In nature it is most often the male who has to impress the females with his prowess, show that his genes are the best, that he is the one who should father the young of the females. Sometimes this happens in finding just one mate as with swans and grebes and other birds who have only one mate and share the feeding of the brood. For herd animals the male seeks to impress all the females and so spread his genes within the herd. Then there are the complex relations of the wolf-pack, truly ruled by the Lord and Lady, the alpha male and female, and supported by the rest of the pack. For creatures like bees there is one queen who is the mother of the young and the males vie for her. But in all the goddess representative, be she Mrs. Robin, a female of the deer herd, alpha female wolf or queen bee, she chooses.
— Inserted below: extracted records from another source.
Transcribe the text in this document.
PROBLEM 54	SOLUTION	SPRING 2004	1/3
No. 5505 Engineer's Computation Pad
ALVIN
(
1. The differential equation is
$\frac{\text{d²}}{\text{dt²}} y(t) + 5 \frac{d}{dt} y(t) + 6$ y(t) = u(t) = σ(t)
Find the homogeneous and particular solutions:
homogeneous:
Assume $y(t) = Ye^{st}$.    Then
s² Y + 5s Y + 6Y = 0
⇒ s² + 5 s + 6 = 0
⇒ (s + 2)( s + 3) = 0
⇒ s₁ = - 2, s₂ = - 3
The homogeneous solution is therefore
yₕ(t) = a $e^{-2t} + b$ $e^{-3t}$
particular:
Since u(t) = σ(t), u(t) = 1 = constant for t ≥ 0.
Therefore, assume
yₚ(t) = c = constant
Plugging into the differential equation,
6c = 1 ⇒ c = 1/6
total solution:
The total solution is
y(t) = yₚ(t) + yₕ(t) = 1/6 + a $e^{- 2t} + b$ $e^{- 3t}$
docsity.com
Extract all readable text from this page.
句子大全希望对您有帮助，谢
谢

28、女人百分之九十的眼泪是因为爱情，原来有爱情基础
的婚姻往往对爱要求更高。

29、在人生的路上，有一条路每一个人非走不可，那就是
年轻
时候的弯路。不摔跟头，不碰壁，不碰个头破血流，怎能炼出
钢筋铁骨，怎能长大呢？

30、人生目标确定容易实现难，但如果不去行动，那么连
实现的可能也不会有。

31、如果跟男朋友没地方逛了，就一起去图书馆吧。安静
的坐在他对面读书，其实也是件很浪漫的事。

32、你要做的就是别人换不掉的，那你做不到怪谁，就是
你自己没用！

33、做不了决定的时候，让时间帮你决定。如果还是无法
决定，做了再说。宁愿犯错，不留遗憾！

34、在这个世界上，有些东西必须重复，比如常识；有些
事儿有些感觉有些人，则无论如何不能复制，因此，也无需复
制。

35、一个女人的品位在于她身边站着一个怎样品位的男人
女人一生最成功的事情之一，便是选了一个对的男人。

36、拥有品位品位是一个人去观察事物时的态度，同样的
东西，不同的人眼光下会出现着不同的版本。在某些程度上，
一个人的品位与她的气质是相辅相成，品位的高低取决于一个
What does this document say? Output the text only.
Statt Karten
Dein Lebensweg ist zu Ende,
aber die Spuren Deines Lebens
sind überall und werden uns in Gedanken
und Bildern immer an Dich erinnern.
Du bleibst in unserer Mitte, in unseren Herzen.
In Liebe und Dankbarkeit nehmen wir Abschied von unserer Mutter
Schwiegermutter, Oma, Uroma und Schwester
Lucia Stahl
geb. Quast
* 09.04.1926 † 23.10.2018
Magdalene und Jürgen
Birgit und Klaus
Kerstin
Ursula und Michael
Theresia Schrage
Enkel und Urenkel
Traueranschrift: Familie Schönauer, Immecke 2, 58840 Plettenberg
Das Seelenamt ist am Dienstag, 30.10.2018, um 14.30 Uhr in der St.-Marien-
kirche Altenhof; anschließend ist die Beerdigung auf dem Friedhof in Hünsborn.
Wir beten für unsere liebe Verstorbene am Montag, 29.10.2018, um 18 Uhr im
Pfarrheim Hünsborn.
The story of Gawain and Ragnall, Ragnall’s Wedding, gives you the idea here. Briefly, the story goes as follows …
One high midsummer, Arthur is out hunting and comes upon a white hart. He kills it, shoots it with an arrow, and is about to take it off home when the tree he is under comes to life. The tree-man is very angry and tells Arthur his mane is Gromer Somer Jour – which means Lord of the Summer Day. He asks what forfeit Arthur will give for such an insult and demands that Arthur answer his riddle-question within a year and a day or forfeit his life. Arthur agrees.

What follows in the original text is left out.